Marylou a une très grande capacité à écouter ses interlocuteurs et interlocutrices, et à les faire se livrer. Cette posture en retrait, qui est probablement le propre d’une très bonne journaliste, a conduit la revue à pouvoir compter sur plus de 900 auteurs et autrices, dont plusieurs sont resté·e·s fidèles depuis dix ans.

Marylou savait être très convaincante quand il s’agissait de présenter REISO à des conseillers d’Etat, à des directions de Hautes écoles ou d’institutions sociales ou sanitaires, ou encore à de potentiel·le·s contributeurs et contributrices. Elle était aidée en cela par l’excellente qualité des articles publiés dans la revue et sa parfaite connaissance de tout ce qui y était paru. Elle pouvait ainsi indiquer en séance à tel·le professionnel·le combien d’articles étaient déjà parus sur sa spécialité dans REISO, en citant de mémoire les noms des rédacteurs et rédactrices. »

Commentaires
 
Jean Martin le 02.02.2021

Tout à fait excellent billet de "Au Revoir" et remerciements à Marylou (nos compatriotes alémaniques disent "Würdigung"), plein de choses justes et méritées.

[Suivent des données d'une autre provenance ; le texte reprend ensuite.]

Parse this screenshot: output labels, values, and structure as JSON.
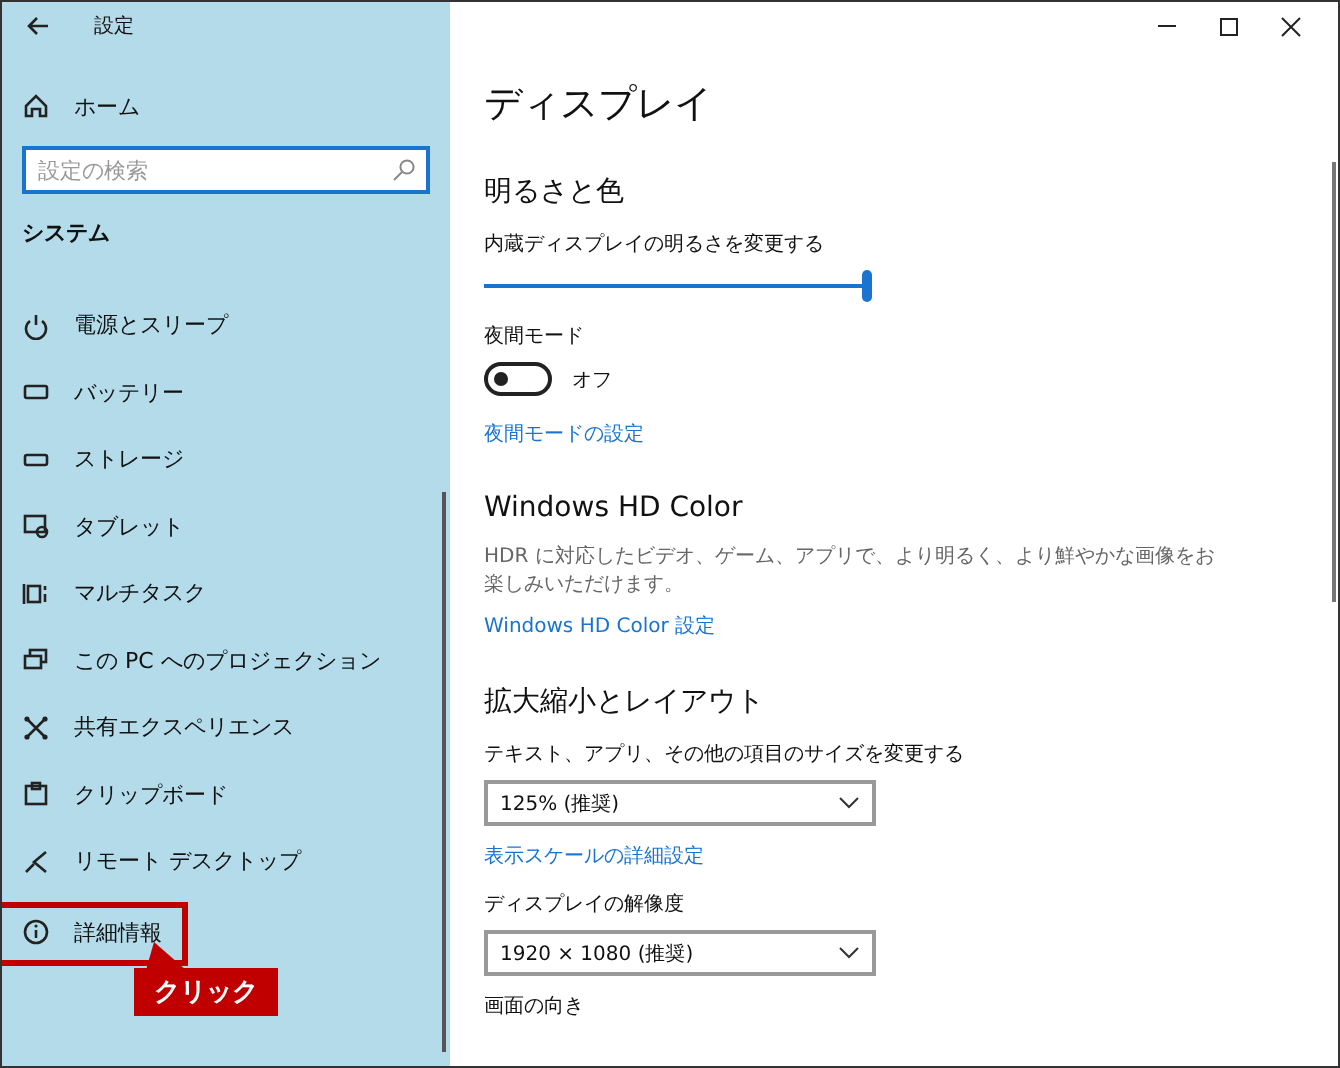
{
  "window": {
    "title": "設定"
  },
  "sidebar": {
    "home": "ホーム",
    "search": {
      "placeholder": "設定の検索"
    },
    "section": "システム",
    "items": [
      {
        "label": "電源とスリープ",
        "highlighted": false
      },
      {
        "label": "バッテリー",
        "highlighted": false
      },
      {
        "label": "ストレージ",
        "highlighted": false
      },
      {
        "label": "タブレット",
        "highlighted": false
      },
      {
        "label": "マルチタスク",
        "highlighted": false
      },
      {
        "label": "この PC へのプロジェクション",
        "highlighted": false
      },
      {
        "label": "共有エクスペリエンス",
        "highlighted": false
      },
      {
        "label": "クリップボード",
        "highlighted": false
      },
      {
        "label": "リモート デスクトップ",
        "highlighted": false
      },
      {
        "label": "詳細情報",
        "highlighted": true
      }
    ],
    "callout": "クリック"
  },
  "page": {
    "title": "ディスプレイ",
    "sections": [
      {
        "heading": "明るさと色",
        "rows": [
          {
            "kind": "slider",
            "label": "内蔵ディスプレイの明るさを変更する",
            "level": 1
          },
          {
            "kind": "toggle",
            "label": "夜間モード",
            "on": false,
            "state_text": "オフ"
          },
          {
            "kind": "link",
            "text": "夜間モードの設定"
          }
        ]
      },
      {
        "heading": "Windows HD Color",
        "rows": [
          {
            "kind": "text",
            "text": "HDR に対応したビデオ、ゲーム、アプリで、より明るく、より鮮やかな画像をお楽しみいただけます。"
          },
          {
            "kind": "link",
            "text": "Windows HD Color 設定"
          }
        ]
      },
      {
        "heading": "拡大縮小とレイアウト",
        "rows": [
          {
            "kind": "dropdown",
            "label": "テキスト、アプリ、その他の項目のサイズを変更する",
            "value": "125% (推奨)"
          },
          {
            "kind": "link",
            "text": "表示スケールの詳細設定"
          },
          {
            "kind": "dropdown",
            "label": "ディスプレイの解像度",
            "value": "1920 × 1080 (推奨)"
          },
          {
            "kind": "label",
            "text": "画面の向き"
          }
        ]
      }
    ]
  }
}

Pour ma part j'ai eu très grand plaisir et intérêt à collaborer activement avec REISO et avec elle au cours de ces années. Formidable, ce qu'a fait la formidable Marylou.

Jean Martin, Echandens

olivier kahn le 03.02.2021

« Départ » de Marylou Rey (…ne des journalistes). Pour l'avoir suivie – de l'agence AIR où l'on faisait du 4 X 4 tout-terrain à l'hypersocial REISO via « 24 HEURES » , « L'Hebdo » , « Fémina » , « Générations » ou les colloques des samedis matins aux Echelettes – voire parfois aussi subie comme cheffe-éditeuse-organisatrice-relectrice-réviseuse-coupeuse d'adverbes et d'adjectif en quatre-incitatrice-stimulatrice d'idées comme il y en a peu, et même découverte comme «fund-raiser» (sans jamais concéder un millimètre de son éthique), je voudrais savoir chanter (comme Jonasz sauf erreur) : « J'veux pas qu'tu t'en ailles aille, aye aïe, aïe, aïe... » ! Mais croyant savoir que ses suites ou relève à REISO sont plus que tracées-assurées, je m'éjouis de continuer à lire la revue désormais « en ligne » tout en continuant de trouver sa marque, sa patte et sa griffe ailleurs et autrement. MERCI.